What's going on guys,

A customer of mine recently brought in their '07 Versa to have the radiator changed, which wouldn't normally cause me to take note except for that fact that they somehow managed to rack up 98,000 miles on a 2007 model year vehicle!  I suppose the fact that the owner said this was the first major maintenance job that he had to perform on his Versa is a solid testament to the car's stalwart reliability though 

Anywhoo, here is the procedure for replacing the radiator in a '07 Versa:

1) Drain engine coolant from radiator.

2) Remove air duct (inlet). (refer to this Versa Air Cleaner diagram)
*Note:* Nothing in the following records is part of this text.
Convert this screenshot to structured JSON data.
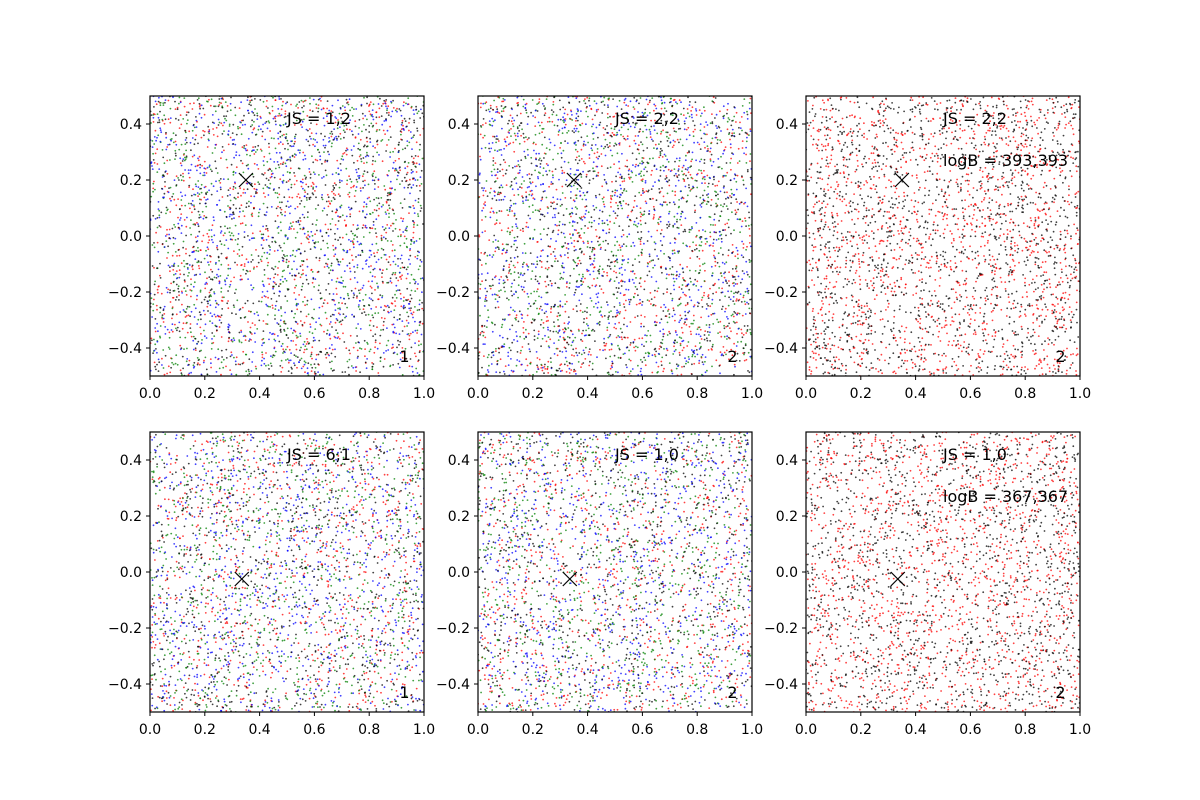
{
  "chart_data": [
    {
      "type": "scatter",
      "title": "",
      "xlabel": "",
      "ylabel": "",
      "xlim": [
        0.0,
        1.0
      ],
      "ylim": [
        -0.5,
        0.5
      ],
      "xticks": [
        "0.0",
        "0.2",
        "0.4",
        "0.6",
        "0.8",
        "1.0"
      ],
      "yticks": [
        "−0.4",
        "−0.2",
        "0.0",
        "0.2",
        "0.4"
      ],
      "grid": false,
      "annotations": [
        "JS = 1,2"
      ],
      "corner_label": "1",
      "marker": {
        "symbol": "x",
        "x": 0.35,
        "y": 0.2
      },
      "point_colors": [
        "#ff0000",
        "#008000",
        "#0000ff",
        "#000000"
      ],
      "points_per_color": 800
    },
    {
      "type": "scatter",
      "title": "",
      "xlabel": "",
      "ylabel": "",
      "xlim": [
        0.0,
        1.0
      ],
      "ylim": [
        -0.5,
        0.5
      ],
      "xticks": [
        "0.0",
        "0.2",
        "0.4",
        "0.6",
        "0.8",
        "1.0"
      ],
      "yticks": [
        "−0.4",
        "−0.2",
        "0.0",
        "0.2",
        "0.4"
      ],
      "grid": false,
      "annotations": [
        "JS = 2,2"
      ],
      "corner_label": "2",
      "marker": {
        "symbol": "x",
        "x": 0.35,
        "y": 0.2
      },
      "point_colors": [
        "#ff0000",
        "#008000",
        "#0000ff",
        "#000000"
      ],
      "points_per_color": 800
    },
    {
      "type": "scatter",
      "title": "",
      "xlabel": "",
      "ylabel": "",
      "xlim": [
        0.0,
        1.0
      ],
      "ylim": [
        -0.5,
        0.5
      ],
      "xticks": [
        "0.0",
        "0.2",
        "0.4",
        "0.6",
        "0.8",
        "1.0"
      ],
      "yticks": [
        "−0.4",
        "−0.2",
        "0.0",
        "0.2",
        "0.4"
      ],
      "grid": false,
      "annotations": [
        "JS = 2,2",
        "logB = 393,393"
      ],
      "corner_label": "2",
      "marker": {
        "symbol": "x",
        "x": 0.35,
        "y": 0.2
      },
      "point_colors": [
        "#ff0000",
        "#000000"
      ],
      "points_per_color": 1500
    },
    {
      "type": "scatter",
      "title": "",
      "xlabel": "",
      "ylabel": "",
      "xlim": [
        0.0,
        1.0
      ],
      "ylim": [
        -0.5,
        0.5
      ],
      "xticks": [
        "0.0",
        "0.2",
        "0.4",
        "0.6",
        "0.8",
        "1.0"
      ],
      "yticks": [
        "−0.4",
        "−0.2",
        "0.0",
        "0.2",
        "0.4"
      ],
      "grid": false,
      "annotations": [
        "JS = 6,1"
      ],
      "corner_label": "1",
      "marker": {
        "symbol": "x",
        "x": 0.335,
        "y": -0.025
      },
      "point_colors": [
        "#ff0000",
        "#008000",
        "#0000ff",
        "#000000"
      ],
      "points_per_color": 800
    },
    {
      "type": "scatter",
      "title": "",
      "xlabel": "",
      "ylabel": "",
      "xlim": [
        0.0,
        1.0
      ],
      "ylim": [
        -0.5,
        0.5
      ],
      "xticks": [
        "0.0",
        "0.2",
        "0.4",
        "0.6",
        "0.8",
        "1.0"
      ],
      "yticks": [
        "−0.4",
        "−0.2",
        "0.0",
        "0.2",
        "0.4"
      ],
      "grid": false,
      "annotations": [
        "JS = 1,0"
      ],
      "corner_label": "2",
      "marker": {
        "symbol": "x",
        "x": 0.335,
        "y": -0.025
      },
      "point_colors": [
        "#ff0000",
        "#008000",
        "#0000ff",
        "#000000"
      ],
      "points_per_color": 800
    },
    {
      "type": "scatter",
      "title": "",
      "xlabel": "",
      "ylabel": "",
      "xlim": [
        0.0,
        1.0
      ],
      "ylim": [
        -0.5,
        0.5
      ],
      "xticks": [
        "0.0",
        "0.2",
        "0.4",
        "0.6",
        "0.8",
        "1.0"
      ],
      "yticks": [
        "−0.4",
        "−0.2",
        "0.0",
        "0.2",
        "0.4"
      ],
      "grid": false,
      "annotations": [
        "JS = 1,0",
        "logB = 367,367"
      ],
      "corner_label": "2",
      "marker": {
        "symbol": "x",
        "x": 0.335,
        "y": -0.025
      },
      "point_colors": [
        "#ff0000",
        "#000000"
      ],
      "points_per_color": 1500
    }
  ]
}
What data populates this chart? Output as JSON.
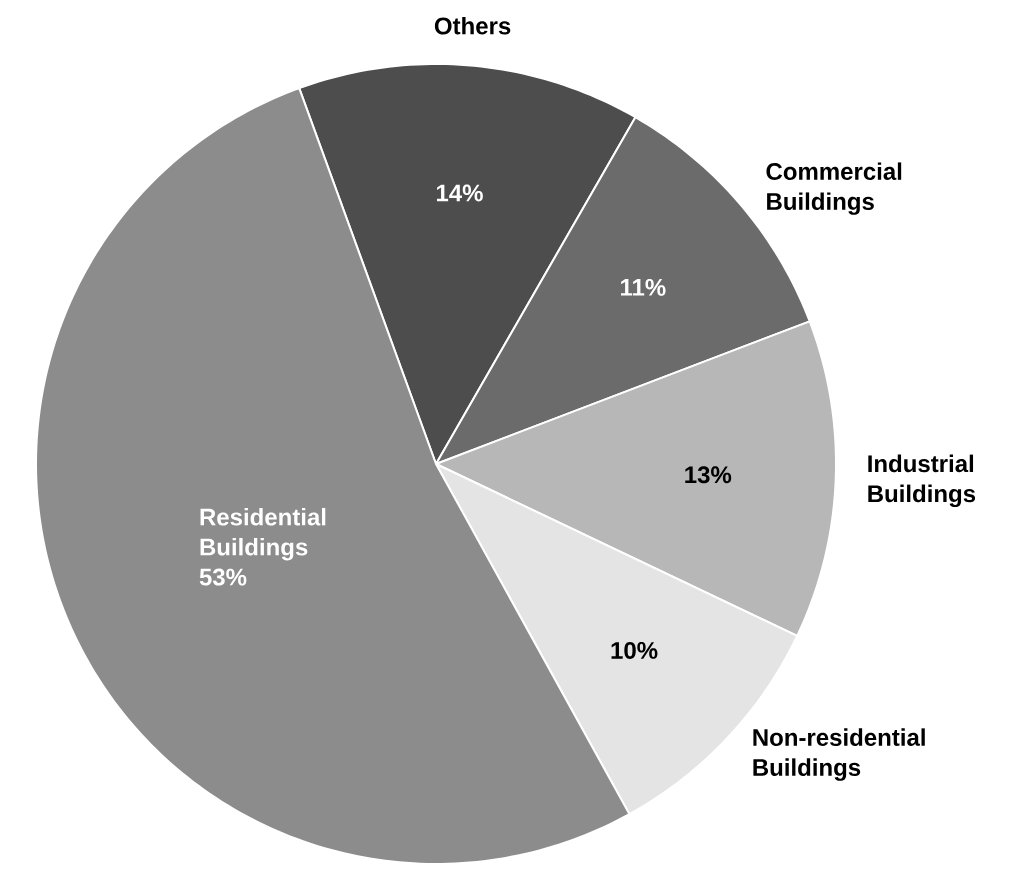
{
  "chart_data": {
    "type": "pie",
    "categories": [
      "Others",
      "Commercial Buildings",
      "Industrial Buildings",
      "Non-residential Buildings",
      "Residential Buildings"
    ],
    "values": [
      14,
      11,
      13,
      10,
      53
    ],
    "colors": [
      "#4d4d4d",
      "#6b6b6b",
      "#b7b7b7",
      "#e4e4e4",
      "#8c8c8c"
    ],
    "value_labels": [
      "14%",
      "11%",
      "13%",
      "10%",
      "53%"
    ]
  }
}
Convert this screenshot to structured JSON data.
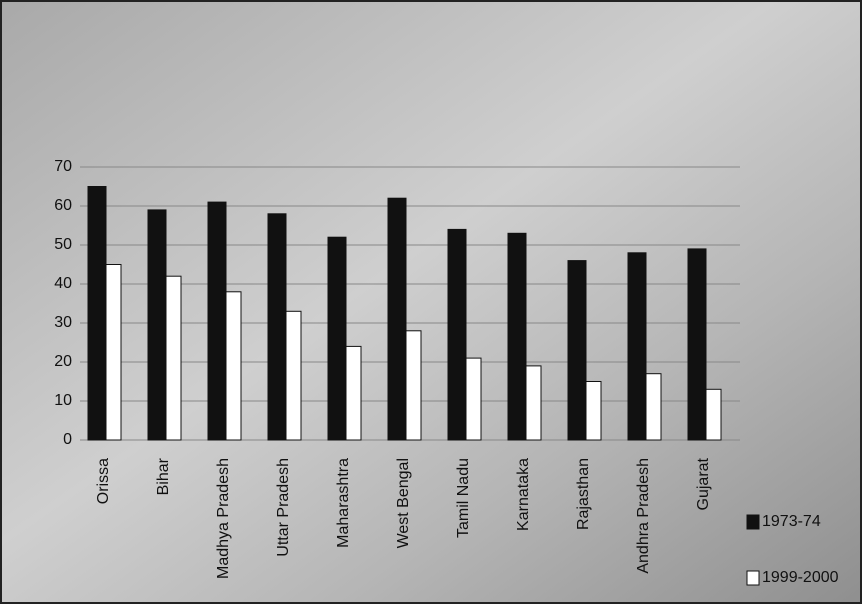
{
  "chart_data": {
    "type": "bar",
    "categories": [
      "Orissa",
      "Bihar",
      "Madhya Pradesh",
      "Uttar Pradesh",
      "Maharashtra",
      "West Bengal",
      "Tamil Nadu",
      "Karnataka",
      "Rajasthan",
      "Andhra Pradesh",
      "Gujarat"
    ],
    "series": [
      {
        "name": "1973-74",
        "color": "#111111",
        "values": [
          65,
          59,
          61,
          58,
          52,
          62,
          54,
          53,
          46,
          48,
          49
        ]
      },
      {
        "name": "1999-2000",
        "color": "#ffffff",
        "values": [
          45,
          42,
          38,
          33,
          24,
          28,
          21,
          19,
          15,
          17,
          13
        ]
      }
    ],
    "ylim": [
      0,
      70
    ],
    "yticks": [
      0,
      10,
      20,
      30,
      40,
      50,
      60,
      70
    ],
    "grid": true,
    "legend": "bottom-right"
  }
}
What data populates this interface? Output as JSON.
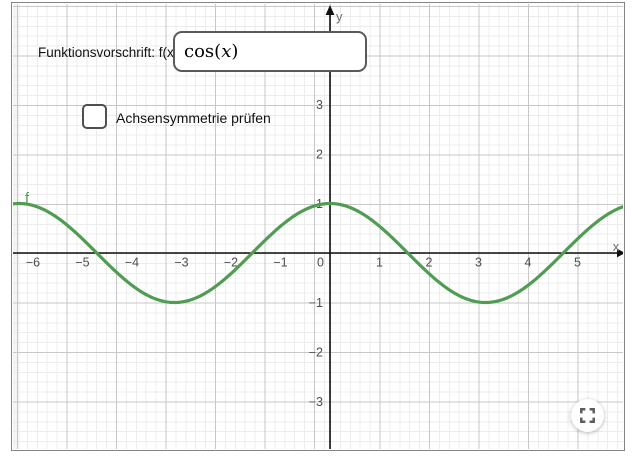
{
  "function_input": {
    "label": "Funktionsvorschrift: f(x)=",
    "value": "cos(x)",
    "value_parts": {
      "name": "cos",
      "open": "(",
      "variable": "x",
      "close": ")"
    }
  },
  "symmetry_checkbox": {
    "label": "Achsensymmetrie prüfen",
    "checked": false
  },
  "graph": {
    "curve_label": "f"
  },
  "chart_data": {
    "type": "line",
    "title": "",
    "series": [
      {
        "name": "f",
        "expression": "cos(x)",
        "fn": "cos",
        "color": "#4f9c52"
      }
    ],
    "x_ticks": [
      -6,
      -5,
      -4,
      -3,
      -2,
      -1,
      0,
      1,
      2,
      3,
      4,
      5
    ],
    "y_ticks": [
      3,
      2,
      1,
      -1,
      -2,
      -3
    ],
    "x_range": [
      -6.4,
      5.97
    ],
    "y_range": [
      -3.97,
      5.02
    ],
    "xlabel": "x",
    "ylabel": "y",
    "grid": true,
    "minor_grid": true,
    "legend": "none"
  },
  "colors": {
    "curve": "#4f9c52",
    "axis": "#111111",
    "grid_major": "#c7c7c7",
    "grid_minor": "#ececec",
    "frame_border": "#848484"
  }
}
3) Remove reservoir tank as follows:
a) Disconnect reservoir tank hose.
b) Release the tab in the direction shown by the arrow.










c) Lift up while removing the reservoir tank hose, and then remove it.

4) Disconnect harness connector from fan motors and move harness aside.

5) Disconnect CVT or A/T fluid cooler hoses, if equipped.

6) Install plug to avoid leakage of CVT or A/T fluid, if necessary.

7) Remove radiator hoses (upper and lower).

8) Remove radiator core support cover.

9) Remove radiator core support (upper) bolts, bolts of stationary part on the radiator core support side and clip. Lift radiator from radiator (upper) mount part of radiator core support (upper).

10) Move radiator assembly to the rearward direction of vehicle, and then lift it upward to remove.

11) Installation is the reverse of removal.


----------